Recent findings utilizing parent/teacher-rated scales suggested the presence of ADHD-like symptoms in pediatric AD patients without ADHD [14, 15]; combined with the epidemiological association of AD with ADHD, it is perhaps surprising that attention abilities appeared unimpaired in our sample. However, in the report by Feng and colleagues [15], it was hyperactivity that was significantly higher in AD than control patients; inattention was not different between AD and controls. This is also supported by the report of Ma and colleagues [46] wherein it was determined that in patients with AD without neurodevelopmental comorbidities such as ADHD, there was no significant impairment in cognitive function. In contrast, Kruse [14] reported that AD patients had significantly higher symptoms of inattention.

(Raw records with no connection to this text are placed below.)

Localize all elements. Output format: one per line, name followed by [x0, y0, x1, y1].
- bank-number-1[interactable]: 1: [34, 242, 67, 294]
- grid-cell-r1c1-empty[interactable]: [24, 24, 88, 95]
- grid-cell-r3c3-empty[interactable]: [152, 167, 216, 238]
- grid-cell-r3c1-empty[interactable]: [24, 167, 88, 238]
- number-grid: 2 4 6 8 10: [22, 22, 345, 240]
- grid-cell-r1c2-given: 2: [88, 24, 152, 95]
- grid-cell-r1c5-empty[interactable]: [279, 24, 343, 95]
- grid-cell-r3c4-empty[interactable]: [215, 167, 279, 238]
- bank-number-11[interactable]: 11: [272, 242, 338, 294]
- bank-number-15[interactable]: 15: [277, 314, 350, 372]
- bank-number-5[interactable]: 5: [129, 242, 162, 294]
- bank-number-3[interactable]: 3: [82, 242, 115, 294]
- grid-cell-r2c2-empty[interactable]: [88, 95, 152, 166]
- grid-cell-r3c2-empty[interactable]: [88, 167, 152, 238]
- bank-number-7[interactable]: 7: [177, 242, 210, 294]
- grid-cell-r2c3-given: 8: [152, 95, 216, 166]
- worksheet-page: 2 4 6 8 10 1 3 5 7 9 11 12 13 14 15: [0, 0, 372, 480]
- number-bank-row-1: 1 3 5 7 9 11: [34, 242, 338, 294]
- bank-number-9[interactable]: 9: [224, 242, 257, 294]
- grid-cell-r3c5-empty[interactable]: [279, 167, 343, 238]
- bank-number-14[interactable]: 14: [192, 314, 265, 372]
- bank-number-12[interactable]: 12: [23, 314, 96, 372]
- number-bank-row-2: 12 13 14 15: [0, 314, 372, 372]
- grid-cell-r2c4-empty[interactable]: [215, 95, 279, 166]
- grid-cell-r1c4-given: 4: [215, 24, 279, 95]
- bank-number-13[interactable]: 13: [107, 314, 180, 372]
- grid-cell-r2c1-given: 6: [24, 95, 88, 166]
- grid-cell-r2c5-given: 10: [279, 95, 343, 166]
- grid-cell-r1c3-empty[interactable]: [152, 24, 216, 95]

However, some of these symptoms may also relate conceptually to distractibility rather than inattentiveness; for example, “is easily distracted by noises or other stimuli,” and “is forgetful in daily activities.”

Strengths of this study include its evaluation in the dermatology practice setting using computerized methodology of a poorly studied potential feature of adolescents and children with moderate-to-severe AD. Furthermore, this study supports the usefulness of the Conners CPT-3, administered in an outpatient healthcare setting, in distinguishing ADHD from sensory processing concerns or distraction due to itch. Distinguishing these potential associations with AD could provide support for physicians trying make decisions about referral for ADHD or focus on skin-based interventions and coping strategies for patients who are experiencing distracting itch symptoms in real-world settings.

This study has several notable limitations. We excluded subjects who took systemic antihistamines (including non-sedating antihistamines) within a week prior to the study visit. Given that approximately 60% of adolescents with moderate-to-severe AD have allergic rhinitis, which is commonly treated with antihistamines, many potential candidates for study were ineligible [32]. The enrolled sample was 61% female, and females tend to perform better on Conners, CPT-3. However, all analysis was performed using T-scores, which are both age- and gender-adjusted.

A further limitation of this study is a lack of data concerning whether the subjects had behavioral signs (i.e., argumentativeness, anger outbursts) that might be associated with conditions involving poor attentiveness, such as were utilized in previous studies [14, 15]. However, results from the subject-rated assessment tools in this study suggest a sample of adolescents who had psychological concerns that may have led to altered behavior patterns, and some subjects (38.6%) reported being unusually sensitive to sensory stimuli across sensory modalities and avoided sensory stimuli when possible (50%). The latter finding is consistent with previously published findings in children with AD using the AASP [47].

In conclusion, we found that inattentiveness, as measured by CPT-3 in adolescents with moderate-to-severe AD, occurs at a prevalence that would be expected in a population without AD. Future research could further explore the sensory issues of children and adolescents with AD, comparing them to age-matched patients with other pruritic dermatological conditions.